Tuesday, July 17, 2012

The case for neuromorphic engineering

Neuromorphic engineering... trying to build computers that are more brain like... has become mainstream. Companies like Qualcomm are hiring neuromorphic engineers. Major companies like IBM and HP have DARPA funding to build more brain like computers.

But, the question is, is there really any benefit to using neural style computing versus good-old-fashioned CPUs which have gotten us oh so very far.

For neuromorphic engineering to advance further, this question has to be answered crisply and definitively.

Before we can answer that question, we have to ask: what do we want to use the computer for? I can buy a calculator that costs less than $10.00 at my local drug store that can add, subtract, multiply and divide far faster than I can in my head, and with much greater precision!  I feel thick witted when compared to the simplest pocket calculator.

And there are a lot of places where being able to "crunch numbers" quickly is very important. For example, financial calculation, rendering graphics, and designing complex machines. So, lets not dismiss the obvious benefits of these machines.
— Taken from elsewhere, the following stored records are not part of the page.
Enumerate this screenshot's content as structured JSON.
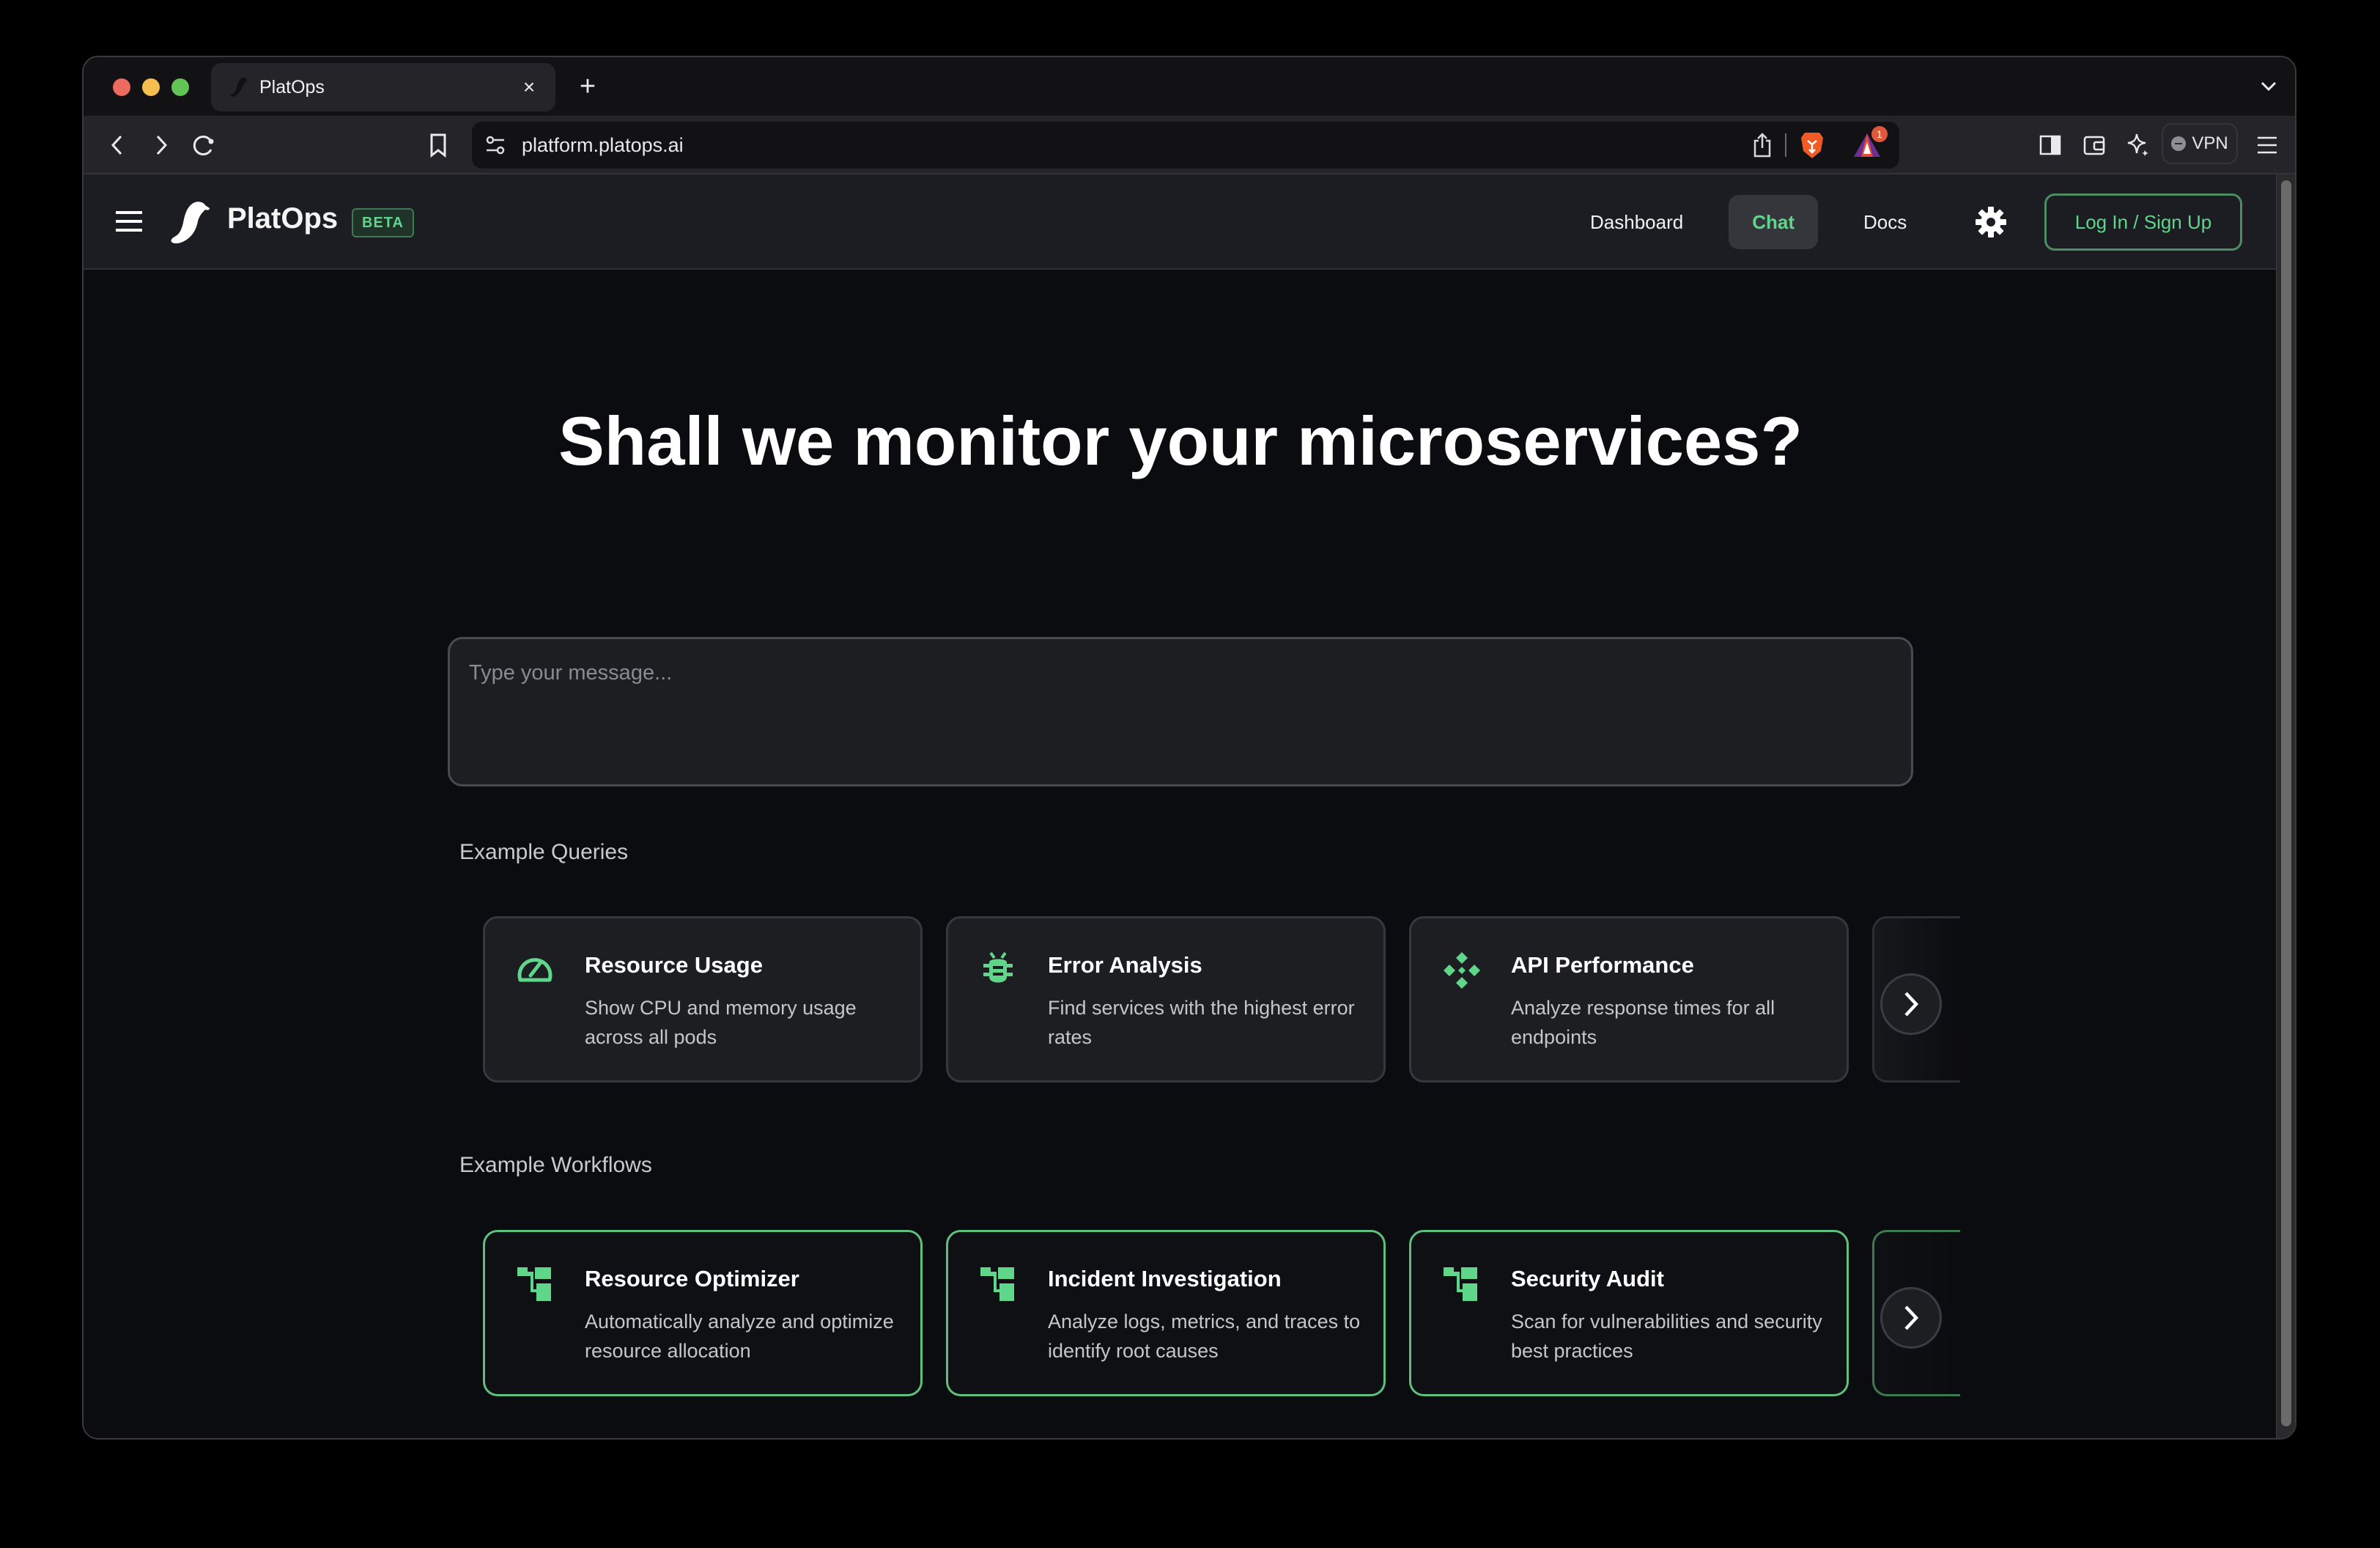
{
  "browser": {
    "tab_title": "PlatOps",
    "url": "platform.platops.ai",
    "vpn_label": "VPN",
    "notification_count": "1"
  },
  "app": {
    "brand": "PlatOps",
    "badge": "BETA",
    "nav": [
      {
        "label": "Dashboard",
        "active": false
      },
      {
        "label": "Chat",
        "active": true
      },
      {
        "label": "Docs",
        "active": false
      }
    ],
    "login_label": "Log In / Sign Up",
    "accent_color": "#5fd68a"
  },
  "main": {
    "headline": "Shall we monitor your microservices?",
    "input_placeholder": "Type your message...",
    "queries_label": "Example Queries",
    "workflows_label": "Example Workflows",
    "queries": [
      {
        "icon": "speedometer-icon",
        "title": "Resource Usage",
        "description": "Show CPU and memory usage across all pods"
      },
      {
        "icon": "bug-icon",
        "title": "Error Analysis",
        "description": "Find services with the highest error rates"
      },
      {
        "icon": "api-diamond-icon",
        "title": "API Performance",
        "description": "Analyze response times for all endpoints"
      }
    ],
    "workflows": [
      {
        "icon": "workflow-icon",
        "title": "Resource Optimizer",
        "description": "Automatically analyze and optimize resource allocation"
      },
      {
        "icon": "workflow-icon",
        "title": "Incident Investigation",
        "description": "Analyze logs, metrics, and traces to identify root causes"
      },
      {
        "icon": "workflow-icon",
        "title": "Security Audit",
        "description": "Scan for vulnerabilities and security best practices"
      }
    ]
  }
}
However, that is not all we want computer to do. As we begin to attach computer to the real world by adding sensors and actuators-- essentially making them the computational core of robot-like machines, our computational needs are changing.


Here is where our world of computation turns upside. Humans excel at interpreting large volumes of data, ignoring what is not important, and emphasizing what is import. We attend to that which is relevant. We have also come to realize from neuroscience that the world we live in is mostly in our heads, in the form of models which we can use to reason with, but that are grounded in the real world.

Now, the interesting thing is that as our algorithms begin to resemble, more brainlike computation, we find that these algorithms cannot run efficiently on CPUs designed for computing balances on checking accounts. A new kind, of find grain parallelism is needed to handle the fire-hose of data that is flowing into these systems. As we drill down, we find that with this fine grain parallelism, in order to create efficient machines, we need to colocate computation with memory. If memory and processing are kept separate we need to have lots of long connections with use power and generate heat. Adding the local ability to adapt helps things as well. A global adaptation scheme just can't send enough signals to enough processor to keep up. This leads to extreme decentralization of computing.  In the end, we end up with a collection of highly parallel, computational elements with local learning, and local data storage. We end up brainlike.

And here is the real kicker. The reason why we end up designing computers like this is to save power.  Now this gives us the idea that when we look at real brains, we should also be considering how limited power and cooling capabilities shaped the creation of brains. How efficiency may have given rise to the partitioning of the brain into distinct functional regions.

So, the case for neuromorphic engineering really comes down to not necessarily computation, but the practical issue of how to host that computation most efficiently on a physical substrate. Since both brains and silicon inhabit a world with real consequences for their organization, the strongest case for neuromorphics is going to be made on the basis of power.